Tales of Zestiria was released for the PlayStation 3 in Japan on January 22, 2015. It is scheduled for a Western release later this year.


Comments

    It only plays differently if you haven't played any Tales games recently. Chain Capacity was first introduced in the PS2 remake of Tales of Destiny and then re-introduced in Tales of Graces (And ToG F). Actually, a lot of what's mentioned in the article as "new" has existed since at least Tales of Graces.

    Last edited 28/02/15 9:15 pm

      Yeah, ever since the Tales studio split into two groups, they've had these two opposed combat systems. Traditionally it used to be all the games with Fujishima character designs that used TP, and the ones with Inomata's designs had CC. Hearts R uses both in a slightly awkward way.

      CC is a vastly superior system IMO. Suits these games much more than TP.

    gee, either monster hunter has spoiled me or the tales series just got annoying.
    I'm talking about the battle sounds, from the video all I can hear is annoying repetition of the character's shouts and the monster's scream... can't even tell if anyone's doing any special move or not.

    The Zesteria system combines TP and CC to make SC... I'm surprised the writer called it TP because the game never calls it that. It acts more like a stamina gauge than it does anything else, and does act differently from the TP and CC system, because you really can't extend your attacks past 4 hits. Another notable thing is dodging (stepping/evading) also use up SC, but you can still dodge when your SC is 0; you just can't link attacks to it.

    Also, the writer forgot two other things, and one of them was major. The first minor point was only two of your party members can merge with the other four, I won't go into any more in case of spoilers.
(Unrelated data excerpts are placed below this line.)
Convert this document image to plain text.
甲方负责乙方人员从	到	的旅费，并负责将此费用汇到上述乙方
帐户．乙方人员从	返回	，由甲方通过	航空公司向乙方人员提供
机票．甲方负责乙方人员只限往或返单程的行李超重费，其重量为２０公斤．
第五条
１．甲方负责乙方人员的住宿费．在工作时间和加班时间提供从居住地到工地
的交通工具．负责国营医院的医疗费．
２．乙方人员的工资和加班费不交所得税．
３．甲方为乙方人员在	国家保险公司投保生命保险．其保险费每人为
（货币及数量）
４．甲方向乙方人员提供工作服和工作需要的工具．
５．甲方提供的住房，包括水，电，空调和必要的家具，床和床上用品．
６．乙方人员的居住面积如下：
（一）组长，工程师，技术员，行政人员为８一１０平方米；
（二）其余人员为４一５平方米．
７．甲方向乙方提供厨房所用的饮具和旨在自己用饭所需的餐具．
    The second point is that battles happen on the spot where you encounter the enemy, not in a separate instance that you magically transport to to give you a nice battle to roam in, but within the battle circle we still know and love, right there, right then. This means that objects like trees, bushes and terrain can no get in the way in battle, for both better or worse. Better, because you can now retreat to a more tactically advantageous area of the map to try and funnel the enemies into a point, and for worse, because it works both ways. I once had a battle in one side of a 4 way junction, and most of the map was down one path with a fair bit of the second path accessible. I pushed an enemy down the small path, blocking off its escape and took care of it easily, but the AI of my allies told them to take care of the others down the main path and they soon needed help. The cliff separating the pathways were still there in the fight, and I couldn't get back in time. The grade for that fight was near negative.

    I've heard people say that because of the changes to the battle system, this is the worst Tales game yet. I strongly disagree. I loved it. It felt more natural to me, because to me, jumping in battle is one of the most stupid things you can do; once you're airborne, your fate is sealed as everyone knows where your going and when you'll get there. And now that battles take place exactly where you encountered the enemy, I felt the flow was all the better for it. Although I admit, it did make for some awkward battle victory moments when I fought pinned up against a wall.